Rhotekin Affinity Analysis
Rhotekin is a bacterial protein that selectively binds only to the active (GTP bound) form of RhoA and, thus, can be used to evaluate levels of RhoA activation. 32,35 A construct containing the active portion of the rhotekin peptide linked to glutathione-S-transferase (Rhotekin-GST) was purchased from Cytoskeleton (Denver, CO). Active RhoA immunohistochemical analysis was performed on ONs 7 days postinduction from perfusion-fixed (PF) animals that received intraventricular treatment 3 days after induction with either GM-CSF or vehicle. Following tissue isolation, nerves additionally were postfixed in 2% PF-PBS sectioned at 10 μm thickness. Sections then were reacted with the soluble rhotekin construct and cross-linked using 0.5% glutaraldehyde. Rhotekin localization was evaluated by confocal microscopy, using primary mouse anti-GST antibody and labeled secondary donkey anti-mouse antibody. 

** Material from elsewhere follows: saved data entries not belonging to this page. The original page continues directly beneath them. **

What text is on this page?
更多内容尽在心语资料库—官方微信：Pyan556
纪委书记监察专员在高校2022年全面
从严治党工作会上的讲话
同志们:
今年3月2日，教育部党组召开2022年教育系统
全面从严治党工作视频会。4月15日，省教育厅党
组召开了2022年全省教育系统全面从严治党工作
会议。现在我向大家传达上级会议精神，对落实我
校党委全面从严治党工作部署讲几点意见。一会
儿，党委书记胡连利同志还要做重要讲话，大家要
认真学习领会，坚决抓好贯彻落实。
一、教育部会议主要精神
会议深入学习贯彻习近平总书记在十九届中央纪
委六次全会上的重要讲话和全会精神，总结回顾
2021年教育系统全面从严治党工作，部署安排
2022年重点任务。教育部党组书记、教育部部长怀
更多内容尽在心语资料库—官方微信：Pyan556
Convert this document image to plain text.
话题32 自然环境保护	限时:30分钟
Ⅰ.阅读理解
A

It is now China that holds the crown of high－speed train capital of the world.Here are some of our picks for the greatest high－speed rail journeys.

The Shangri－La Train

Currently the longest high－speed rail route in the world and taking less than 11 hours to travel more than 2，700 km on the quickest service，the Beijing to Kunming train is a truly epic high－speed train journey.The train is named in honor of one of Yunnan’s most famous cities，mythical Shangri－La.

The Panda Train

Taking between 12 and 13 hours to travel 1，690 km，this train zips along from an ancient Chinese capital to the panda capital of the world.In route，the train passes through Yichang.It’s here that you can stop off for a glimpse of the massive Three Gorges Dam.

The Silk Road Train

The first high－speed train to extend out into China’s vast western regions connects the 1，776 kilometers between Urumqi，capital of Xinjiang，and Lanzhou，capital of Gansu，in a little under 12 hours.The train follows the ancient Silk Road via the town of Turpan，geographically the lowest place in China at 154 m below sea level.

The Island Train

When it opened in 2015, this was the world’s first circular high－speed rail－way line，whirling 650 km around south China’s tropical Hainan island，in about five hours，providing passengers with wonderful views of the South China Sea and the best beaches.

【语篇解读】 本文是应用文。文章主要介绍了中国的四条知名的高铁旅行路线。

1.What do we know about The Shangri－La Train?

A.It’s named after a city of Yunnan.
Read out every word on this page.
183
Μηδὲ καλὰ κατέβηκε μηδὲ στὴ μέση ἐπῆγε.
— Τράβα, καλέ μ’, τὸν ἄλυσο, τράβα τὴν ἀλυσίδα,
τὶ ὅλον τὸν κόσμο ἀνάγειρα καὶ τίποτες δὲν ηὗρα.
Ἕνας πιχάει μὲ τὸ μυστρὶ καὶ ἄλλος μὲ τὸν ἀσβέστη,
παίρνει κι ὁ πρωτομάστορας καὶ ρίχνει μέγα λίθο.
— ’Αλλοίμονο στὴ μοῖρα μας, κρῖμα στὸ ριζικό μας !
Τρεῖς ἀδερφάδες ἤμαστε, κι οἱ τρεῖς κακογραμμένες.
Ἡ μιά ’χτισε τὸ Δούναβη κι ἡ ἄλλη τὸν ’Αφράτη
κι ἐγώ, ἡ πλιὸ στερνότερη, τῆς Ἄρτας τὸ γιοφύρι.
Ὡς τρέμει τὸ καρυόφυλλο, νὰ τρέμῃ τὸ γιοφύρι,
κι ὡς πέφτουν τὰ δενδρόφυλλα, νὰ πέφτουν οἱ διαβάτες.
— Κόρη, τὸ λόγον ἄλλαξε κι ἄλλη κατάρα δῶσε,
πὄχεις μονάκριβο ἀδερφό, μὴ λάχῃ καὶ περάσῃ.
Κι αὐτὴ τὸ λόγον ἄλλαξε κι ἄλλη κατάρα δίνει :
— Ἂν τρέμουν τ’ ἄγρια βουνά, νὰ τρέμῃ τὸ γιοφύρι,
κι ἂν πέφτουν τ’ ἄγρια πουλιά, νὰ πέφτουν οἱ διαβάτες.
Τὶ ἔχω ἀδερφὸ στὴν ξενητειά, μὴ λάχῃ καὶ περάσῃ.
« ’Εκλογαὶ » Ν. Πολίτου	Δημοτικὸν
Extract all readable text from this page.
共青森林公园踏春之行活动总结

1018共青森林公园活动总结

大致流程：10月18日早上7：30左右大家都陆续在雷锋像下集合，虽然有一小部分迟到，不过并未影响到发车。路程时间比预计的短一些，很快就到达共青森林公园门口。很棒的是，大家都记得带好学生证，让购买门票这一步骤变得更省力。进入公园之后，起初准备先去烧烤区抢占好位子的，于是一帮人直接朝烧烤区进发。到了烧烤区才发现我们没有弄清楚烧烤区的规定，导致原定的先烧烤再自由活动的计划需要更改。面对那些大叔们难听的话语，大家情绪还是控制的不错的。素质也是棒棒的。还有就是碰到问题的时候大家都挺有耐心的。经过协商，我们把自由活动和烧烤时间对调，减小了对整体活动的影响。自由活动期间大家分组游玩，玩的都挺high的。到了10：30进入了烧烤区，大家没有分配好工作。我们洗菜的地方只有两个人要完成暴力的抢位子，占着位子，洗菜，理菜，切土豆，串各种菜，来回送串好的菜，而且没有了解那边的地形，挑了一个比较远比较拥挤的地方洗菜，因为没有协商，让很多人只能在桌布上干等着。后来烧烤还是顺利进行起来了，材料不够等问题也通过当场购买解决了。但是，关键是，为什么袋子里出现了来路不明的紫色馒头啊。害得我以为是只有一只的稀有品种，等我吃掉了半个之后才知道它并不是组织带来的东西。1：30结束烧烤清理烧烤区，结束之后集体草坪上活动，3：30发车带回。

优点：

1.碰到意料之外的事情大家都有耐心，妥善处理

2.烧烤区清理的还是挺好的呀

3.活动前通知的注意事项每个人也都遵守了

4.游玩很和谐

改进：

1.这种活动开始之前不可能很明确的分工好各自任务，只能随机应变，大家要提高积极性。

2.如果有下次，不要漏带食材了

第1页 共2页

Tissue for Stereology and Immunohistochemistry
Nine animals were used in each treatment group for long-term retinal ganglion cell stereology and late ON morphology. At 35 days after induction, these animals were anesthetized with ketamine/xylazine to deep surgical plane, and then perfused transcardially with 4% paraformaldehyde (PFA) in 0.05 M phosphate buffered saline (PF-PBS). Eyes were removed and postfixed in 4% PF-PFA overnight, and transferred to fresh PBS before retinal isolation. The ONs were isolated and the distal segment postfixed in glutaraldehyde-paraformaldehyde buffer (4FIG) for transmission electron microscopy (TEM) ultrastructural analysis. The rest of the ON was postfixed overnight in PF-PBS, cryoprotected in 30% sucrose in 0.05 M PBS and embedded in OCT. The ONs were frozen sectioned at 10 μm thickness. 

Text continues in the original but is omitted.